- BC Games
How about a big Langley Wok?
The 50th annual Langley Walk is coming up Sunday, May 6. The 50th year of any event is special, but what a tribute to the parks and recreation folks of the City and Township of Langley for keeping this event alive all these years.
The Walk is not always an easy sell. As some have said, ‘It’s not sexy, it doesn’t raise funds for any project, it doesn’t raise awareness for any disease, nor does it attract international attention.” What it does do is encourage families to get off the couch and get some exercise.
That hasn’t changed since Township Parks and Recreation director Pete Swensson came up with the idea 50 years ago. A few other things have changed and some of them are easier to accept than others.
I can recall those long 18 and 20-mile walks years ago. We didn’t prepare for weeks or do warm-ups at the start, we just started walking. We didn’t have expensive name brand shoes, just our PE runners that developed blisters on our feet after the first five miles. We didn’t lather on sunscreen, we just put up with the blisters that developed on our shoulders after the first five miles.
There were no garbage cans along the route and when we finished with our brown paper bags and pop bottles we just tossed them in the bush. We ate hamburgers and hot dogs at the start and the finish and we went home happy.

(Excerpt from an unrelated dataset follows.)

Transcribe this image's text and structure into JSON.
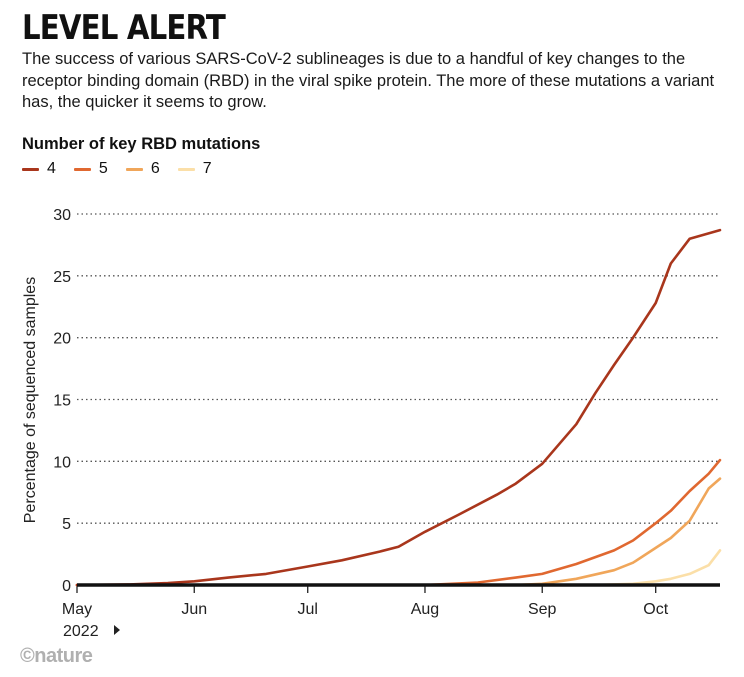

This year our planning committee decided early that the 50th Langley Walk would reflect our new age thinking. It would be ‘Healthy and Green.’ The committee, a group of passionate and dedicated folks, all agreed and we set about planning the event.
Change is good, change is important, but you go first. As we planned the menu, we left out the burgers and dogs for veggie wraps. Some suggested adding chili but then what to do with the Styrofoam bowls and plastic forks? Someone also suggested that if we added chili, it would have to be renamed the Langley Walk and Runs.
Sponsors offered sugar-laden drinks or coupons for fast food outlets. ‘Great,’ some of us said. But we were reminded we had committed to a healthy walk. Should we turn them down, were we going to ‘Walk the Langley Walk or just Talk the Langley Walk?’ Change is always easy when it doesn’t directly affect you.
We see this every day in society. We are warned about the air, the water, the forests, the endangered species and we hope somebody is looking after all that. What if it’s you and me that are supposed to be looking after all that? What if setting up recycling bins along the route is going to set an example, educate and enlighten? Saying we wanted to be healthy and green raised a lot of debate, and a lot of people had to examine their priorities.
In the end, a positive compromise was reached and people will have the information and the choice and it will be a healthy, green event. It’s all about small steps and little victories and we move ahead that way. I can only imagine what the 100th Langley walk will look like.
I hope I can still persuade the committee to have a big pan of frying onions there, just for the smell. Or maybe in a wok, a big Langley Wok. At least that’s what McGregor says.